In France, the ‘downward trend’ is still being slowed down by many large families. It was similar in Scandinavia, although birth rates have also fallen here recently. It is not yet clear why this is the case, says Buber-Ennser.

Crises weigh on the mind
When looking for possible reasons in this country, the latest research also found ‘classic’ factors such as longer training periods, difficulties in finding a partner or entering working life and a lack of work-life balance: asked about the current crises – inflation, the war in Ukraine and the Covid-19 pandemic – according to Buber-Ennser it was “very clear” that many people have changed their desire to have children in light of this.

Almost a third of respondents indicate that they are negatively affected by it.

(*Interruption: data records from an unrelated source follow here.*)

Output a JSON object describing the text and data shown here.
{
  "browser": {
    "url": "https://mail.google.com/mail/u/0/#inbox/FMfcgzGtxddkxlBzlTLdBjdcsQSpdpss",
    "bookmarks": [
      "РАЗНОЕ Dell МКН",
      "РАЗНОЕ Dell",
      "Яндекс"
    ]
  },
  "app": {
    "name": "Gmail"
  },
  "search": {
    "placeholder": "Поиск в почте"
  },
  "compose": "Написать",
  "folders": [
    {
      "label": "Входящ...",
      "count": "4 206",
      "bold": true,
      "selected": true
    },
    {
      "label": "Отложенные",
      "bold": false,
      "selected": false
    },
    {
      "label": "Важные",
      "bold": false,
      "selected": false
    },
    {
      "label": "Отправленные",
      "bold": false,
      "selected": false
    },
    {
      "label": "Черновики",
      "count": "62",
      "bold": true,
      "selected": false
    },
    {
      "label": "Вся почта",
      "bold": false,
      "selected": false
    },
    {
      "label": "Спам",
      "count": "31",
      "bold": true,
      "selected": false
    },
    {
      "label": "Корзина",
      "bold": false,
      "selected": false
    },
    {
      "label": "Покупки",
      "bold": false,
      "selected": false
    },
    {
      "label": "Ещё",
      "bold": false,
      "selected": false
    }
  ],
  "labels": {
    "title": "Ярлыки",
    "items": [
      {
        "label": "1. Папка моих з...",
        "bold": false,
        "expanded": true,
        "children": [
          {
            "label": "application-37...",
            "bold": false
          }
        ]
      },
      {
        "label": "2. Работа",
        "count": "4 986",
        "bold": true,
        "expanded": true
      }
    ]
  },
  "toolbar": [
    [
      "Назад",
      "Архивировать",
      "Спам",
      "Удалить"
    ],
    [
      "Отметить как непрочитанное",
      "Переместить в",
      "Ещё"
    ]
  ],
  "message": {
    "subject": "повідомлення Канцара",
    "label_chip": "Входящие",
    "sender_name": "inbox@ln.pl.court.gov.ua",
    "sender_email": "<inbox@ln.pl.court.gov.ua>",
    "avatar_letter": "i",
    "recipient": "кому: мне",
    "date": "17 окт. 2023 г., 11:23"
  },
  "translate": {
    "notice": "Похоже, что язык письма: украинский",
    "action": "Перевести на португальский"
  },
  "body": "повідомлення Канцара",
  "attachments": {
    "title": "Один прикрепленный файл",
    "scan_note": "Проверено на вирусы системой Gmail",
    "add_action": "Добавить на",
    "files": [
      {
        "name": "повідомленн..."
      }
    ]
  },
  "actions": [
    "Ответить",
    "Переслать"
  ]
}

Price developments place the greatest pressure on people.

The higher the education level, the fewer children?
In such times of crisis, the plan to have children is often postponed. “Of course there are people who do not realize this later,” Buber-Ennser emphasized. In Austria, this applies surprisingly strongly to women with higher education. The researchers want to know how this will develop in a follow-up study in four years’ time.

“When you look at the challenges parents face, you can understand why they apparently think twice about bringing children into the world,” says family researcher Wolfgang Mazal of the new results.